In nitrogen-free culture and often in symbiosis, Frankia alni bacteria surround themselves in "vesicles". These are roughly spherical cellular structures that measure two to six millimetres in diameter and have a laminated lipid envelope. The vesicles serve to limit the diffusion of oxygen, thus assisting the reduction process that is catalysed by the enzyme nitrogenase. This enzyme bonds each atom of nitrogen to three hydrogen atoms, forming ammonia (NH_{3}). The energy for the reaction is provided by the hydrolysis of Adenosine triphosphate (ATP). Two other enzymes are also involved in the process, glutamine synthetase and glutamate synthase. The final product of the reactions is glutamate, which is thus normally the most abundant free amino acid in the cell cytoplasm. A by-product of the process is gaseous hydrogen, one molecule of which is produced for every molecule of nitrogen reduced to ammonia, but the bacterium also contains the enzyme hydrogenase, which serves to prevent some of this energy being wasted. In the process, ATP is recovered and oxygen molecules serve as the final electron acceptor in the reaction, leading to the lowering of ambient oxygen levels. This is to the benefit of the nitrogenases, which only function anaerobically.

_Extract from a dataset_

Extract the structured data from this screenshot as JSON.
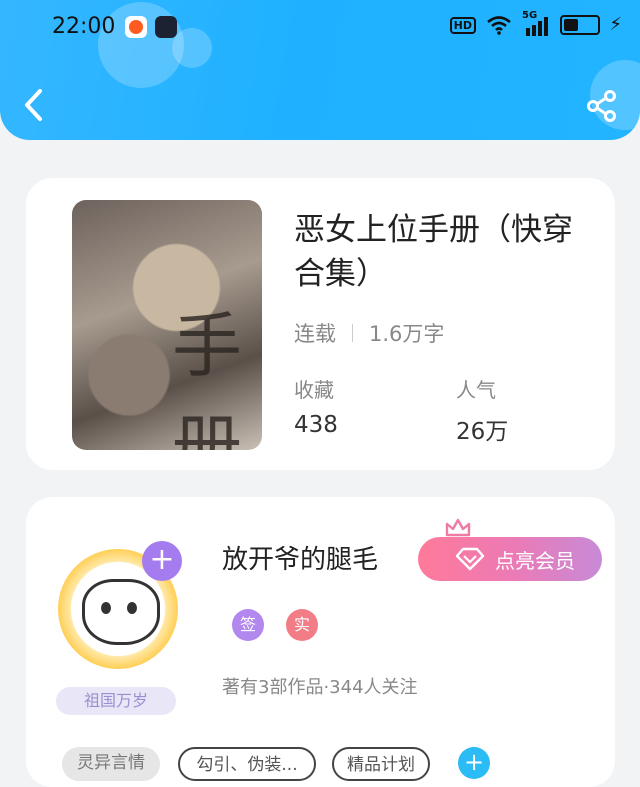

As a result of their mutually beneficial relationship with Frankia, alder trees improve the fertility of the soils in which they grow and are considered to be a pioneer species, making the soil more fertile and thus enabling other successional species to become established.

==Dispersal==
In culture and in some root nodules, multilocular sporangia containing many spores are produced. The sporangia are non-motile but the spores can migrate to infect new host plants. A Swedish study found that root nodules developed on transplanted seedlings of the grey alder, Alnus incana, planted in meadow soil that had not grown actinorhizal plants for nearly sixty years. A similar experiment planting seedlings in deep layers of peat where the surface layer had been removed, did not produce nodulation. This seems to have been because there were no infective propagules of Frankia alni deep in the peat. No air-borne dispersal of Frankia alni was detected and it was thought that movement of water might account for the dispersal of the bacteria in peat soils.